Member of the West Virginia Senate from the 9th district
- In office December 1, 2012 – January 3, 2016
- Preceded by: Richard Browning
- Succeeded by: Sue Cline

Member of the West Virginia House of Delegates from the 22nd district
- In office December 1, 2008 – December 1, 2012
- Preceded by: Richard Browning

Personal details
- Born: July 26, 1974 (age 51) Beckley, West Virginia, U.S.
- Party: Republican (before 2008; after 2014)
- Other political affiliations: Democratic (2008–2014)
- Alma mater: Southern West Virginia Community and Technical College Marshall University (B.A.)
- Website: danielhallwv.com

= Daniel Hall (West Virginia politician) =

American politician (born 1974)

Daniel Jackson Hall (born July 26, 1974) is an American politician and a Republican member of the West Virginia Senate representing District 9 between 2012 and 2016. Hall served consecutively in the West Virginia Legislature from December 1, 2008, until December 1, 2012, in the West Virginia House of Delegates in a District 22 seat.
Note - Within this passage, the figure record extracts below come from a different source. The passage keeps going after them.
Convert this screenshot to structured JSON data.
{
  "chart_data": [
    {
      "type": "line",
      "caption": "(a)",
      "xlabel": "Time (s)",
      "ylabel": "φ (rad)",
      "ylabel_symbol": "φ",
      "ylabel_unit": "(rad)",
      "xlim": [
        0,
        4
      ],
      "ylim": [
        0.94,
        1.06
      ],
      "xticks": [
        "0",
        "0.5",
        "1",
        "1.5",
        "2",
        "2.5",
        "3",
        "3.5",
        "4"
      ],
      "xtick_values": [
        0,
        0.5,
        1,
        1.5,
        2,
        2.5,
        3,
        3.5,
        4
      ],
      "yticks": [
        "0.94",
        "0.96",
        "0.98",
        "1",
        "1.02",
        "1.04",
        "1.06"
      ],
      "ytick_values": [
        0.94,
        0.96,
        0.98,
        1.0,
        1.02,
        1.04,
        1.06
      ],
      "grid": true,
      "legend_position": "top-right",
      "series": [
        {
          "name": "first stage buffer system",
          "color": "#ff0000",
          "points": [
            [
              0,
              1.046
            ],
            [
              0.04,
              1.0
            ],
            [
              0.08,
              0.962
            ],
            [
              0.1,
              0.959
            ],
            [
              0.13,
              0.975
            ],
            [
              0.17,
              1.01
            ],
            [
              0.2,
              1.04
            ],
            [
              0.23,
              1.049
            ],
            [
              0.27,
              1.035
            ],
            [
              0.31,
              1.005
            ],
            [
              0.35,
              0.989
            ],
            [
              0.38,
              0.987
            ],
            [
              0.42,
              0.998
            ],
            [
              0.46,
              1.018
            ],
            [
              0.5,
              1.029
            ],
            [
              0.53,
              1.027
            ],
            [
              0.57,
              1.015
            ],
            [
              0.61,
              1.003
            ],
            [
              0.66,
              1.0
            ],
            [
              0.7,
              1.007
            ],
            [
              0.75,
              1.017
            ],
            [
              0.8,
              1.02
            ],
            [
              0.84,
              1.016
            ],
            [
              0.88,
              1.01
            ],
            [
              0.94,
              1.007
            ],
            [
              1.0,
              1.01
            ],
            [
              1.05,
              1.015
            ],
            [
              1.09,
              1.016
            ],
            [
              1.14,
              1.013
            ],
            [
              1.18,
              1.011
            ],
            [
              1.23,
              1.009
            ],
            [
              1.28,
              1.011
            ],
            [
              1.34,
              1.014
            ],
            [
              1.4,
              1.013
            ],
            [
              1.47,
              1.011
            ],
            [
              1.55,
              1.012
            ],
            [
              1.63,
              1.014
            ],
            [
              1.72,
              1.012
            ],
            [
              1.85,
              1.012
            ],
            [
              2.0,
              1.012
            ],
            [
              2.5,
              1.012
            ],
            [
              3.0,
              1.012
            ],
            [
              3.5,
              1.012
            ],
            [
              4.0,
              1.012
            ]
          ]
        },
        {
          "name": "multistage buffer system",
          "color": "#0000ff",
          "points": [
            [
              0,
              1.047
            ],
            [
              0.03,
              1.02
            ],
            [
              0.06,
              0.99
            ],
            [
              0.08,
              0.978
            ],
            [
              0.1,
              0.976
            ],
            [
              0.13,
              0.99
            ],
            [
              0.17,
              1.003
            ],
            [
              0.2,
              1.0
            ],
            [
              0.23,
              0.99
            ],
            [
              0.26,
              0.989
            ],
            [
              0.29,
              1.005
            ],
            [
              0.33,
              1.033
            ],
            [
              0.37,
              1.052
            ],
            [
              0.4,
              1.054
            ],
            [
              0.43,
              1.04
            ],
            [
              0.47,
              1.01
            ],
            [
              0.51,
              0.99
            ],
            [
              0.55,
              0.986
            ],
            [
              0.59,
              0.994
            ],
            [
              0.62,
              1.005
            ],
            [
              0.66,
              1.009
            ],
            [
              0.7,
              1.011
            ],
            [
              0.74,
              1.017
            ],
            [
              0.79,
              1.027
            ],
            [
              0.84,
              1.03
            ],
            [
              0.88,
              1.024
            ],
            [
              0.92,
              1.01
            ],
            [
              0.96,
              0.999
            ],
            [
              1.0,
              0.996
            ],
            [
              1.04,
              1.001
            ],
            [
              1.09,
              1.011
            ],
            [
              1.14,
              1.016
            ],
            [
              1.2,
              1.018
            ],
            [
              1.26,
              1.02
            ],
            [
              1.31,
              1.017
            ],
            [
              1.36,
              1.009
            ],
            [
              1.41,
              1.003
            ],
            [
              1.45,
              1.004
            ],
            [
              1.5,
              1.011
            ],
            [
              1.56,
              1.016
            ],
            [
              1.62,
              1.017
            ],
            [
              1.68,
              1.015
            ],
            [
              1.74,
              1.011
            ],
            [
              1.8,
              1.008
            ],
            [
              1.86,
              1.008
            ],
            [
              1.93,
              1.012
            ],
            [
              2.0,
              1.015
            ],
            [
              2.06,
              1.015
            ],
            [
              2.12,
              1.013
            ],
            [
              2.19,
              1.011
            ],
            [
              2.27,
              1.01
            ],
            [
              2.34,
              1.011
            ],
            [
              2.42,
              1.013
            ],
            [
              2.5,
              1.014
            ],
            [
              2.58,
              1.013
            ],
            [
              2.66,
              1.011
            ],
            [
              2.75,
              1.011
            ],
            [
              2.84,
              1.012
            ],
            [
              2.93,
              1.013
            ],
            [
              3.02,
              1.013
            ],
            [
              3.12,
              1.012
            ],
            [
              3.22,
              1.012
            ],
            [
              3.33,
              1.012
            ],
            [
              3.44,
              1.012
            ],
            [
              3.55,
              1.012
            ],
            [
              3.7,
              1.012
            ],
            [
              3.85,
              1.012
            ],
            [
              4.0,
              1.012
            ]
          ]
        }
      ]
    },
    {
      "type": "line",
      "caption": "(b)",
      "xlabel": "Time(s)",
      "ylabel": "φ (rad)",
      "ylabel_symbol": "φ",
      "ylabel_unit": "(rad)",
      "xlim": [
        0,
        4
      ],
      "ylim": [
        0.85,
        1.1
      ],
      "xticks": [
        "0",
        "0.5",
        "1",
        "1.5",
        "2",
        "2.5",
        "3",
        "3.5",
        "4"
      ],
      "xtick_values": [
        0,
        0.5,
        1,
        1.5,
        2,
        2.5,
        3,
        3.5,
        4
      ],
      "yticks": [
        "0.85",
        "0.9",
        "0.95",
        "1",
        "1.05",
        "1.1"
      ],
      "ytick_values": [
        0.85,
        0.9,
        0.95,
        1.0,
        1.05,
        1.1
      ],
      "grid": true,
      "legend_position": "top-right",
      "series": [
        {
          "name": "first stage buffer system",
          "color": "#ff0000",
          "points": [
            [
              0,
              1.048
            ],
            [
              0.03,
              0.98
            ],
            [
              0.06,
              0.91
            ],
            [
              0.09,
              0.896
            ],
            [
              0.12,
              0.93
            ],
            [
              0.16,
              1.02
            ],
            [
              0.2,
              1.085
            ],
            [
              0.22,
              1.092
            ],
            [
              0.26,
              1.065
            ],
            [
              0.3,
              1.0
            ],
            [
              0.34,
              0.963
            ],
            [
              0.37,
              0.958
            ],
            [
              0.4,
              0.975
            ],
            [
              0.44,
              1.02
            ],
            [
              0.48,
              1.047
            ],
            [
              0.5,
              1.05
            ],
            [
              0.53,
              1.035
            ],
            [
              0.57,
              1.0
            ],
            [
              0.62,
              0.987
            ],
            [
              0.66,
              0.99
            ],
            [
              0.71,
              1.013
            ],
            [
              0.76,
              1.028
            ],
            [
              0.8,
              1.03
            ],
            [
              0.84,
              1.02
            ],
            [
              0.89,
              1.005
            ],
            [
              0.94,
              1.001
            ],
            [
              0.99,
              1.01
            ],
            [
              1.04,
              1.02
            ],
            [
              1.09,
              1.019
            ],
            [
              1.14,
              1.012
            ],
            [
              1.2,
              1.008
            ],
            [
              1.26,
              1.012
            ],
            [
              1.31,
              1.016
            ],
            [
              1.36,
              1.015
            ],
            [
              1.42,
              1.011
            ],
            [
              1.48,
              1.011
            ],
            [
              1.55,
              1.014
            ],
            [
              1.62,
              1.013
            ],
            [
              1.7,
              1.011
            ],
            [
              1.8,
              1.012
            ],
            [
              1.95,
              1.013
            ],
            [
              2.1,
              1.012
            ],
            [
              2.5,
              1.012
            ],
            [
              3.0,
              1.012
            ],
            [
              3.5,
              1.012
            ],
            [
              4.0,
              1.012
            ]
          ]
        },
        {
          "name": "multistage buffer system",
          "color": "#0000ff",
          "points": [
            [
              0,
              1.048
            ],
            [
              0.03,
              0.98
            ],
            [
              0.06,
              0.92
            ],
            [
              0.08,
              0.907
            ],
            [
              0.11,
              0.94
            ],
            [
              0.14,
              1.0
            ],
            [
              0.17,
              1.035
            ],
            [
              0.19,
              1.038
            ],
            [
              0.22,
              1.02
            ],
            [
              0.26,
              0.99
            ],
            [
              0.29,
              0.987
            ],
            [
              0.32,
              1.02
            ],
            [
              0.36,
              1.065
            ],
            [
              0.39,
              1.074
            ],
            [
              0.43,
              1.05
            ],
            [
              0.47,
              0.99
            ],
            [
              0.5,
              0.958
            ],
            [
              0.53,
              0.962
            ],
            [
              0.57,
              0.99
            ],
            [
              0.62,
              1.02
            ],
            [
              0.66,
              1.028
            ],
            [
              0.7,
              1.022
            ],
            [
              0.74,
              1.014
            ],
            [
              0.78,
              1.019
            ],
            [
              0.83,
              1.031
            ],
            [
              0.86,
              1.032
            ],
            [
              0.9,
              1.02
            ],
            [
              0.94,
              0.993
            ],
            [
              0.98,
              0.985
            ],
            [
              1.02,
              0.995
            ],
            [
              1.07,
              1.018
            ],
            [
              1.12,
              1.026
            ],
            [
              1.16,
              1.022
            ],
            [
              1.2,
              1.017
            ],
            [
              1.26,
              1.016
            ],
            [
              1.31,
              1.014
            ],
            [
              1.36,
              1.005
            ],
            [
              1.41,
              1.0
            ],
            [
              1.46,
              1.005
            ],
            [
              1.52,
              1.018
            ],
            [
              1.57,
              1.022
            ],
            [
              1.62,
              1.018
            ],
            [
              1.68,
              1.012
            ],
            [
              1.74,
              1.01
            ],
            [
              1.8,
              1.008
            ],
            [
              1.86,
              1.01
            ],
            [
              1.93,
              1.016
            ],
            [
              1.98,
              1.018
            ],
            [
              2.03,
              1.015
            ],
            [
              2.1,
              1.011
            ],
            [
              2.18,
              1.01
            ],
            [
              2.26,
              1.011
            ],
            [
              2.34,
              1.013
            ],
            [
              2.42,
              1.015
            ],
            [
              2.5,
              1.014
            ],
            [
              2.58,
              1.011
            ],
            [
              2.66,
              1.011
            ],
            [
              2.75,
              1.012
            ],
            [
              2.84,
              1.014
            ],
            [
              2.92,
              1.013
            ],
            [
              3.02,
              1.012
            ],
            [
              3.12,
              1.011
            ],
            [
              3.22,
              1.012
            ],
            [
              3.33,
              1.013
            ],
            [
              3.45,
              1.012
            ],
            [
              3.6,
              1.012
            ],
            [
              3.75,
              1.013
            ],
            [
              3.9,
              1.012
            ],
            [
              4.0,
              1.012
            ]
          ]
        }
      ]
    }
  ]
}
He joined the Republican Party on November 5, 2014, to give Republicans control of the Senate in the January 2015 session.

==Education==
Hall attended Southern West Virginia Community and Technical College and earned his B.A. from Marshall University.

==Elections==
- 2012 Hall challenged incumbent Senator Richard Browning in the May 8, 2012 Democratic Primary, winning with 5,303 votes (51.0%), and won the November 6, 2012 General election with 18,502 votes (53.7%) against Republican nominee Epp Cline.
- 2006 Initially in House District 27, when incumbent Democratic Delegates Robert S. Kiss retired and Sally Susman ran for West Virginia Senate leaving two district seats open, Hall ran as a Republican in the eight-way five-selectee 2006 Republican Primary but did not place; in the ten-way five-position November 7, 2006 General election, incumbent Delegates Virginia Mahan (D), Linda Sumner (R), and Ron Thompson (D), and Democratic nominees Mel Kessler (who had run for the seat in 2002) and Rick Moye.
- 2008 Running in District 22, when Delegate Richard Browning ran for West Virginia Senate and left a district seat open, Hall placed second in the six-way May 13, 2008 Democratic Primary with 2,263 votes (18.0%) which displaced Delegate Mike Burdiss, who placed fourth; the frontrunners were unopposed for the November 4, 2008 General election and Hall placed second with 5,887 votes (46.3%) behind fellow challenger Linda Phillips.
- 2010 Hall and Delegate Phillips were unopposed for the May 11, 2010 Democratic Primary where Hall placed second with 1,957 votes (45.2%), and placed second in the three-way two-position November 2, 2010 General election with 3,713 votes (34.1%) behind Delegate Phillips (D) and ahead of Republican nominee Shawn Spears.